11h55 : Rue Victor Cousin. Je croise la prof d'italien, qui a l'air de débarquer comme d'habitude. Elle me demande ce qu'il se passe. Je lui décris la situation. Elle se dirige Rue Saint-Jacques, en me demandant mon avis sur la loi LRU. Pour elle, les étudiants mélangent parfois un peu tout (on ne peut pas franchement lui donner tort) ; l'autonomie, pourquoi pas. Mais dans cette loi, c'est le président de l'université qui recrute les profs. Ineptie. Notre Président est un géographe. Il va nommer des latinistes, des sociologues, des philosophes. Tout à fait...
12h02 : Rue Saint-Jacques. La prof passe le blocus. Elle me fait un signe. Je ne peux pas rentrer, et puis un cour tout seul...

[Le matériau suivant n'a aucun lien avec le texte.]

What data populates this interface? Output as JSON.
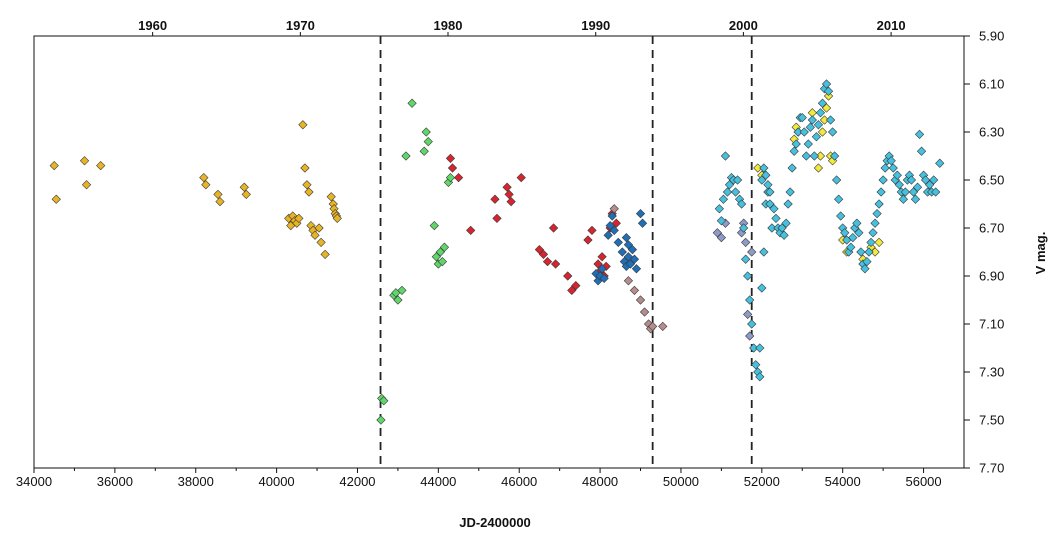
{
  "chart_data": {
    "type": "scatter",
    "xlabel": "JD-2400000",
    "ylabel": "V mag.",
    "xlim": [
      34000,
      57000
    ],
    "ylim": [
      5.9,
      7.7
    ],
    "y_inverted": true,
    "x_ticks": [
      34000,
      36000,
      38000,
      40000,
      42000,
      44000,
      46000,
      48000,
      50000,
      52000,
      54000,
      56000
    ],
    "y_ticks": [
      "5.90",
      "6.10",
      "6.30",
      "6.50",
      "6.70",
      "6.90",
      "7.10",
      "7.30",
      "7.50",
      "7.70"
    ],
    "top_axis": {
      "labels": [
        "1960",
        "1970",
        "1980",
        "1990",
        "2000",
        "2010"
      ],
      "jd": [
        36934,
        40587,
        44239,
        47892,
        51544,
        55197
      ]
    },
    "vertical_lines": [
      42570,
      49300,
      51750
    ],
    "grid": false,
    "legend": "none",
    "series": [
      {
        "color": "#e8b424",
        "points": [
          [
            34500,
            6.44
          ],
          [
            34550,
            6.58
          ],
          [
            35250,
            6.42
          ],
          [
            35300,
            6.52
          ],
          [
            35650,
            6.44
          ],
          [
            38200,
            6.49
          ],
          [
            38250,
            6.52
          ],
          [
            38550,
            6.56
          ],
          [
            38600,
            6.59
          ],
          [
            39200,
            6.53
          ],
          [
            39250,
            6.56
          ],
          [
            40300,
            6.66
          ],
          [
            40350,
            6.69
          ],
          [
            40400,
            6.65
          ],
          [
            40450,
            6.67
          ],
          [
            40500,
            6.68
          ],
          [
            40550,
            6.66
          ],
          [
            40650,
            6.27
          ],
          [
            40700,
            6.45
          ],
          [
            40750,
            6.52
          ],
          [
            40800,
            6.55
          ],
          [
            40850,
            6.69
          ],
          [
            40900,
            6.71
          ],
          [
            40950,
            6.73
          ],
          [
            41050,
            6.7
          ],
          [
            41100,
            6.76
          ],
          [
            41200,
            6.81
          ],
          [
            41350,
            6.57
          ],
          [
            41400,
            6.6
          ],
          [
            41420,
            6.62
          ],
          [
            41450,
            6.64
          ],
          [
            41480,
            6.65
          ],
          [
            41500,
            6.66
          ]
        ]
      },
      {
        "color": "#5fd66a",
        "points": [
          [
            42600,
            7.41
          ],
          [
            42650,
            7.42
          ],
          [
            42580,
            7.5
          ],
          [
            42900,
            6.98
          ],
          [
            42950,
            6.97
          ],
          [
            43000,
            7.0
          ],
          [
            43100,
            6.96
          ],
          [
            43200,
            6.4
          ],
          [
            43350,
            6.18
          ],
          [
            43650,
            6.38
          ],
          [
            43700,
            6.3
          ],
          [
            43750,
            6.34
          ],
          [
            43900,
            6.69
          ],
          [
            43950,
            6.82
          ],
          [
            44000,
            6.85
          ],
          [
            44050,
            6.8
          ],
          [
            44100,
            6.84
          ],
          [
            44150,
            6.78
          ],
          [
            44250,
            6.51
          ],
          [
            44300,
            6.49
          ]
        ]
      },
      {
        "color": "#d7242e",
        "points": [
          [
            44300,
            6.41
          ],
          [
            44350,
            6.45
          ],
          [
            44500,
            6.49
          ],
          [
            44800,
            6.71
          ],
          [
            45400,
            6.58
          ],
          [
            45450,
            6.66
          ],
          [
            45700,
            6.53
          ],
          [
            45750,
            6.56
          ],
          [
            45800,
            6.59
          ],
          [
            46050,
            6.49
          ],
          [
            46500,
            6.79
          ],
          [
            46600,
            6.81
          ],
          [
            46700,
            6.84
          ],
          [
            46850,
            6.7
          ],
          [
            46900,
            6.85
          ],
          [
            47200,
            6.9
          ],
          [
            47300,
            6.96
          ],
          [
            47400,
            6.94
          ],
          [
            47700,
            6.75
          ],
          [
            47800,
            6.71
          ],
          [
            47950,
            6.85
          ],
          [
            48000,
            6.88
          ],
          [
            48050,
            6.82
          ],
          [
            48100,
            6.9
          ],
          [
            48150,
            6.86
          ],
          [
            48250,
            6.7
          ],
          [
            48300,
            6.64
          ],
          [
            48400,
            6.68
          ]
        ]
      },
      {
        "color": "#1f6fb8",
        "points": [
          [
            47900,
            6.89
          ],
          [
            47950,
            6.92
          ],
          [
            48000,
            6.9
          ],
          [
            48050,
            6.87
          ],
          [
            48100,
            6.91
          ],
          [
            48200,
            6.73
          ],
          [
            48250,
            6.69
          ],
          [
            48300,
            6.65
          ],
          [
            48350,
            6.71
          ],
          [
            48450,
            6.76
          ],
          [
            48550,
            6.8
          ],
          [
            48600,
            6.84
          ],
          [
            48650,
            6.86
          ],
          [
            48700,
            6.82
          ],
          [
            48750,
            6.85
          ],
          [
            48800,
            6.79
          ],
          [
            48850,
            6.83
          ],
          [
            48900,
            6.87
          ],
          [
            48650,
            6.74
          ],
          [
            48700,
            6.77
          ],
          [
            49000,
            6.64
          ],
          [
            49050,
            6.68
          ]
        ]
      },
      {
        "color": "#b68c8c",
        "points": [
          [
            48350,
            6.62
          ],
          [
            48700,
            6.92
          ],
          [
            48850,
            6.96
          ],
          [
            49000,
            7.0
          ],
          [
            49100,
            7.05
          ],
          [
            49200,
            7.1
          ],
          [
            49250,
            7.12
          ],
          [
            49300,
            7.11
          ],
          [
            49550,
            7.11
          ]
        ]
      },
      {
        "color": "#8e9bc8",
        "points": [
          [
            50900,
            6.72
          ],
          [
            51000,
            6.74
          ],
          [
            51100,
            6.68
          ],
          [
            51500,
            6.72
          ],
          [
            51550,
            6.68
          ],
          [
            51600,
            6.76
          ],
          [
            51650,
            7.06
          ],
          [
            51700,
            7.15
          ],
          [
            51750,
            6.8
          ]
        ]
      },
      {
        "color": "#f3e93a",
        "points": [
          [
            51900,
            6.45
          ],
          [
            52000,
            6.48
          ],
          [
            52800,
            6.33
          ],
          [
            52850,
            6.28
          ],
          [
            52900,
            6.3
          ],
          [
            53250,
            6.22
          ],
          [
            53400,
            6.45
          ],
          [
            53450,
            6.4
          ],
          [
            53500,
            6.3
          ],
          [
            53550,
            6.25
          ],
          [
            53600,
            6.2
          ],
          [
            53650,
            6.15
          ],
          [
            53700,
            6.4
          ],
          [
            53750,
            6.42
          ],
          [
            54000,
            6.75
          ],
          [
            54100,
            6.8
          ],
          [
            54500,
            6.83
          ],
          [
            54700,
            6.78
          ],
          [
            54800,
            6.8
          ],
          [
            54900,
            6.76
          ]
        ]
      },
      {
        "color": "#45c0de",
        "points": [
          [
            50950,
            6.62
          ],
          [
            51000,
            6.67
          ],
          [
            51050,
            6.58
          ],
          [
            51100,
            6.4
          ],
          [
            51150,
            6.55
          ],
          [
            51200,
            6.52
          ],
          [
            51250,
            6.49
          ],
          [
            51300,
            6.5
          ],
          [
            51350,
            6.55
          ],
          [
            51400,
            6.5
          ],
          [
            51450,
            6.58
          ],
          [
            51500,
            6.6
          ],
          [
            51550,
            6.7
          ],
          [
            51600,
            6.83
          ],
          [
            51650,
            6.9
          ],
          [
            51700,
            7.0
          ],
          [
            51750,
            7.1
          ],
          [
            51800,
            7.2
          ],
          [
            51850,
            7.27
          ],
          [
            51900,
            7.3
          ],
          [
            51950,
            7.32
          ],
          [
            51950,
            7.2
          ],
          [
            52000,
            6.95
          ],
          [
            52050,
            6.8
          ],
          [
            52100,
            6.6
          ],
          [
            52150,
            6.55
          ],
          [
            52200,
            6.6
          ],
          [
            52250,
            6.7
          ],
          [
            52000,
            6.5
          ],
          [
            52050,
            6.45
          ],
          [
            52100,
            6.48
          ],
          [
            52150,
            6.52
          ],
          [
            52200,
            6.55
          ],
          [
            52300,
            6.62
          ],
          [
            52350,
            6.66
          ],
          [
            52400,
            6.7
          ],
          [
            52450,
            6.72
          ],
          [
            52500,
            6.7
          ],
          [
            52550,
            6.73
          ],
          [
            52600,
            6.68
          ],
          [
            52650,
            6.6
          ],
          [
            52700,
            6.55
          ],
          [
            52750,
            6.45
          ],
          [
            52800,
            6.38
          ],
          [
            52850,
            6.35
          ],
          [
            52900,
            6.3
          ],
          [
            52950,
            6.24
          ],
          [
            53000,
            6.24
          ],
          [
            53050,
            6.3
          ],
          [
            53100,
            6.4
          ],
          [
            53150,
            6.35
          ],
          [
            53200,
            6.28
          ],
          [
            53250,
            6.25
          ],
          [
            53300,
            6.4
          ],
          [
            53350,
            6.32
          ],
          [
            53400,
            6.27
          ],
          [
            53450,
            6.22
          ],
          [
            53500,
            6.18
          ],
          [
            53550,
            6.12
          ],
          [
            53600,
            6.1
          ],
          [
            53650,
            6.13
          ],
          [
            53700,
            6.25
          ],
          [
            53750,
            6.3
          ],
          [
            53800,
            6.4
          ],
          [
            53850,
            6.5
          ],
          [
            53900,
            6.58
          ],
          [
            53950,
            6.65
          ],
          [
            54000,
            6.7
          ],
          [
            54050,
            6.72
          ],
          [
            54100,
            6.75
          ],
          [
            54150,
            6.8
          ],
          [
            54200,
            6.78
          ],
          [
            54250,
            6.74
          ],
          [
            54300,
            6.7
          ],
          [
            54350,
            6.68
          ],
          [
            54400,
            6.72
          ],
          [
            54450,
            6.8
          ],
          [
            54500,
            6.85
          ],
          [
            54550,
            6.87
          ],
          [
            54600,
            6.84
          ],
          [
            54650,
            6.8
          ],
          [
            54700,
            6.76
          ],
          [
            54750,
            6.72
          ],
          [
            54800,
            6.68
          ],
          [
            54850,
            6.64
          ],
          [
            54900,
            6.6
          ],
          [
            54950,
            6.55
          ],
          [
            55000,
            6.5
          ],
          [
            55050,
            6.45
          ],
          [
            55100,
            6.42
          ],
          [
            55150,
            6.4
          ],
          [
            55200,
            6.42
          ],
          [
            55250,
            6.45
          ],
          [
            55300,
            6.5
          ],
          [
            55350,
            6.48
          ],
          [
            55400,
            6.52
          ],
          [
            55450,
            6.55
          ],
          [
            55500,
            6.58
          ],
          [
            55550,
            6.55
          ],
          [
            55600,
            6.5
          ],
          [
            55650,
            6.48
          ],
          [
            55700,
            6.5
          ],
          [
            55750,
            6.55
          ],
          [
            55800,
            6.58
          ],
          [
            55850,
            6.53
          ],
          [
            55900,
            6.31
          ],
          [
            55950,
            6.38
          ],
          [
            56000,
            6.48
          ],
          [
            56050,
            6.5
          ],
          [
            56100,
            6.55
          ],
          [
            56150,
            6.52
          ],
          [
            56200,
            6.55
          ],
          [
            56250,
            6.5
          ],
          [
            56300,
            6.55
          ],
          [
            56400,
            6.43
          ]
        ]
      }
    ]
  }
}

12h07 : Rue Cujas : Photocopie. Il est conseillé d'en faire beaucoup : quelques jours plus tôt : 30 photocopies = 1€60; Aujourd'hui : 3 photocopies = 70cts...
12h10 : Déjeuner. Il faut bien.
12h30 : La BSG (voir plus bas) est ouverte ! Ouf. C'est parti pour une après-midi d'ancien français (comme je disais tout à l'heure à mon cher ami, "j'en avais marre du latin").
16h50 : Rue Saint-Jacques. Les portes sont fermées. Plus personne, avant demain. Louis-le-Grand est ouvert.
18h : Retour chez moi.
Demain, la résistance continue. La Sorbonne va-t-elle tomber ? Terminons par des conseils tactiques pour la grève; Comme dans cet exemple, nous sommes priés d'attendre la venue décisive des fonctionnaires, mardi prochain.